Любочка, Любочка, если бы Ты знала, сколько молитвы! Ты знаешь все, все видишь; Любочка Ненаглядная!
I
Если только Она подойдет —
Буду ждать, буду ждать…
Голубой, голубой небосвод…
Голубая, спокойная гладь.
Кто прикликал моих лебедей?
Кто над озером бродит, смеясь?
Неужели средь этих людей
Незаметно Заря занялась?
Все равно – буду ждать, буду ждать…
Я – один, я в толпе, я как все…
Окунусь в безмятежную гладь —
И всплыву в лебединой красе.
3 (16) июня
Ненужные бездарные стихи. <…>
Всего этого не надо, так уж посылаю. Ты хотела. Твой шут, Твой Пьерро, Твое чучело, Твой дурак, уж Тебе не понравится, а уж я все-таки унижаюсь, не могу, уж так надо, такая уж черта. Прости за это все, Всепрощающая, Дивная, Ласковая, за Твои письма Твои ноги целую.
Прости.
<5 (18 н. ст.) июня 1903. Бад-Наугейм> (дата почтового штемпеля)
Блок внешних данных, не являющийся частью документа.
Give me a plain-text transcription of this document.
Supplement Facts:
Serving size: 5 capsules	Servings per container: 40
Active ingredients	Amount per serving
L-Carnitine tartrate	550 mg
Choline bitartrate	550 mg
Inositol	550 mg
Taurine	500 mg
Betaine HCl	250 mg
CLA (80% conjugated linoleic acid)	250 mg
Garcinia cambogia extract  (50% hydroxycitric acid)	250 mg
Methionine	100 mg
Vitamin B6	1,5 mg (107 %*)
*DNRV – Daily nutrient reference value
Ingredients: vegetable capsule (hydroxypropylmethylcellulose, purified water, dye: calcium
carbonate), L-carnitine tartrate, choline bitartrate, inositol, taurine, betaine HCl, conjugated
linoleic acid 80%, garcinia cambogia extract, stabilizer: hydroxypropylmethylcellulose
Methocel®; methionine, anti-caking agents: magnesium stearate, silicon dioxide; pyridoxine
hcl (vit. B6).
Ничего, ничего не выйдет из того, что я, безумно влюбленный, безумно разрывающийся сердцем о Тебе, моя Любовь, моя Дивная, могу сказать Тебе на Твое письмо, которое сейчас пришло, о письме, в котором вся душа Твоя тоскует и плачет. Я попробую сказать, осмелюсь и дерзну сказать. Прежде всего, все, что я скажу об этом, будет бледнее и меньше, чем я чувствую, в миллионы раз. Слабейшее подобие моих чувств об этом, о том, что Тебе необходимо от меня услышать, будет здесь, Ты помни, каждый миг помни своим громадным, самым нежным сердцем о том, как мало можно сказать и как много можно почувствовать и дать почувствовать. Ты помни, прежде всего и больше всего, что я, человек недостойный и малый перед Твоей Чистотой, знаю это больше, все больше каждый миг, каждым фибром своим ощущаю и проникаюсь этим. И знаю при том, что безмерно мое Преклонение перед Тобой, знаю, что все, что в моей слабой воле, человечески покорной Тебе воле, я сделаю, чтобы Ты, Нежная, Страдающая, бесконечно Любимая, бесконечно Самоотверженная для меня, Отдавшая и Отдающая мне то, чего я и осмыслить совсем не могу, чтобы Ты, вот Такая, какова есть и будешь и была, меньше всего, слабее всего почувствовала все это. Я жизнь свою на это положу, сверх себя сделаю, все, что потребуешь, сделаю, мож<ет> б<ыть>, что невозможно, сделаю, чтобы только дать Тебе поверить в меня, в мою нежность и ласковость.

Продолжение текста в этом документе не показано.